Before Grand Theft Auto IV was released in April of 2008, Rockstar built up an unbelievable amount of anticipation in the gaming community by releasing scarce details and no gameplay trailers. I, myself, was drawn into the massive hype and was thrilled when I saw the amount of glowing reviews and perfect scores the games was receiving.
In fact, when I first played it in 2008, I was among the camp who thought the game was nothing short of a perfect score. Looking back now, it’s obvious to me that the incredible hype for the game was the driving force behind its over 50 perfect score reviews. Playing through GTA IV and its two add-ons, I can honestly say that the game is anything but perfect.
I’m not trying to be a GTA hater because I truly love many aspects of the game, but I’m surprised that so many reviewers overlooked the fact that one of the game’s key mechanics was utter garbage. Almost every aspect of the game is great, except for the combat and on-foot controls.
All of Niko’s moves look and feel like they’re being done in an invisible jar of peanut butter. For a game where gunplay is so prevalent, you would think Rockstar would spend plenty of time refining and polishing the subpar combat in the previous GTA games. In the end, it’s only a minor improvement from their past work, and that’s not saying much.
The lock-on mechanic works well from time to time, but it slows Niko’s movement. Oftentimes, though, enemies will be behind cover and switching targets can be quite unresponsive, which is annoying when every bullet absorbed takes out a significant chunk of health and first aid kits are few and far between. Sadly, the free-aim isn’t much better due to its sluggishness and lack of precision.
Rockstar also implemented a cover system for the first time in GTA history, but unfortunately, it’s completely useless. Upon pressing the right bumper, Niko clumsily sticks to the nearest surface, but all of his movements feel stiff and slow. You can’t quickly pop out to shoot; Niko slowly peels his back from the wall, exposing his meaty parts to gun-wielding drug dealers and gang members for much longer than a normal person would want.
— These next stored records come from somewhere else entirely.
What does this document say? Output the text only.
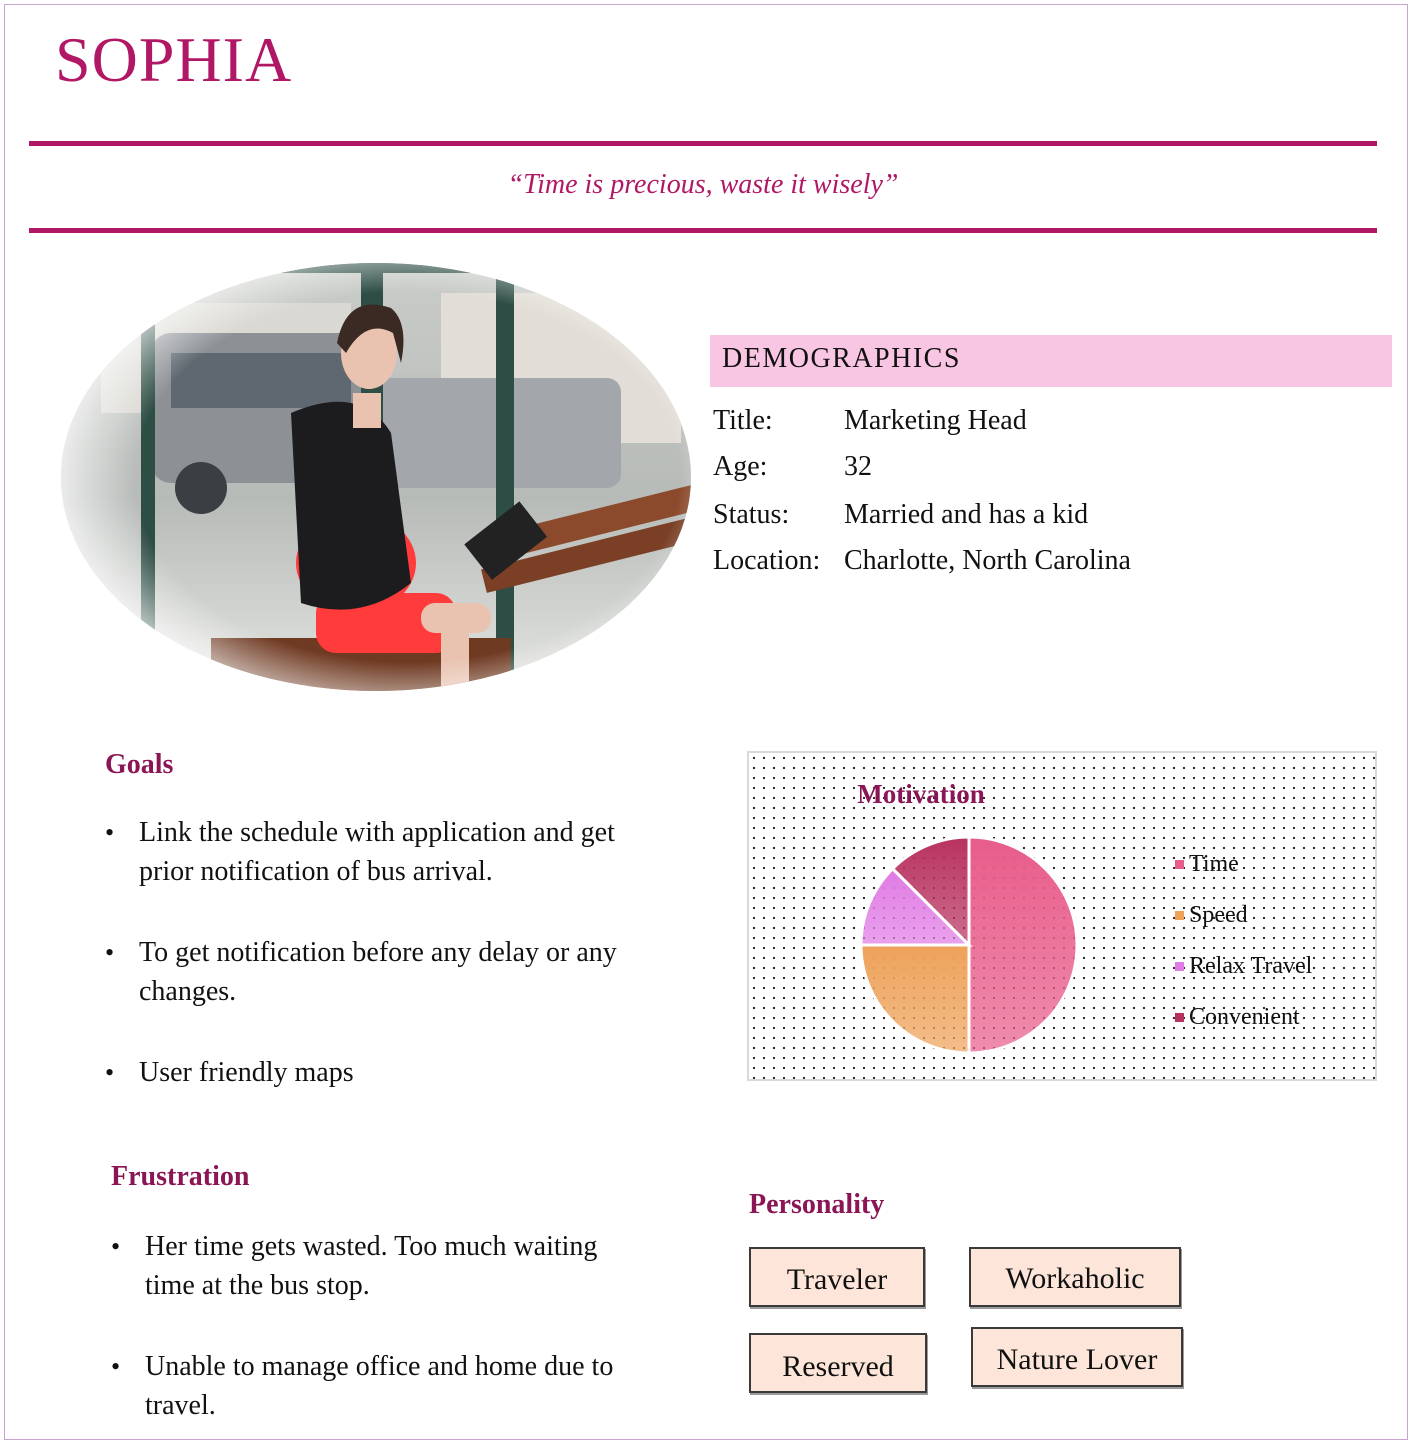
SOPHIA
“Time is precious, waste it wisely”
DEMOGRAPHICS
Title:	Marketing Head
Age:	32
Status:	Married and has a kid
Location: Charlotte, North Carolina
Goals
• Link the schedule with application and get prior notification of bus arrival.
• To get notification before any delay or any changes.
• User friendly maps
Frustration
• Her time gets wasted. Too much waiting time at the bus stop.
• Unable to manage office and home due to travel.
Motivation
Time
Speed
Relax Travel
Convenient
Personality
Traveler	Workaholic
Reserved	Nature Lover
The first Mass Effect had similar combat issues, with its peculiar aiming reticules, inaccurate weapons, and clunky cover mechanic. However, in a little over two years, BioWare was able to transform the series from an RPG dice-roll shooter to a kick-ass third person shooter with a slick, simple cover system. While GTA IV is a definite improvement on GTA III’s combat, it still doesn’t feel like they have fully taken advantage of the nine years in between.
I’m not trying to be a dick, but when you’re talking about a studio as talented as Rockstar it’s hard to find major flaws in their work. GTA IV has so many amazing features, such as its top-notch story, well-delivered dialogue, and beautiful cityscape, but is it perfect? Not quite.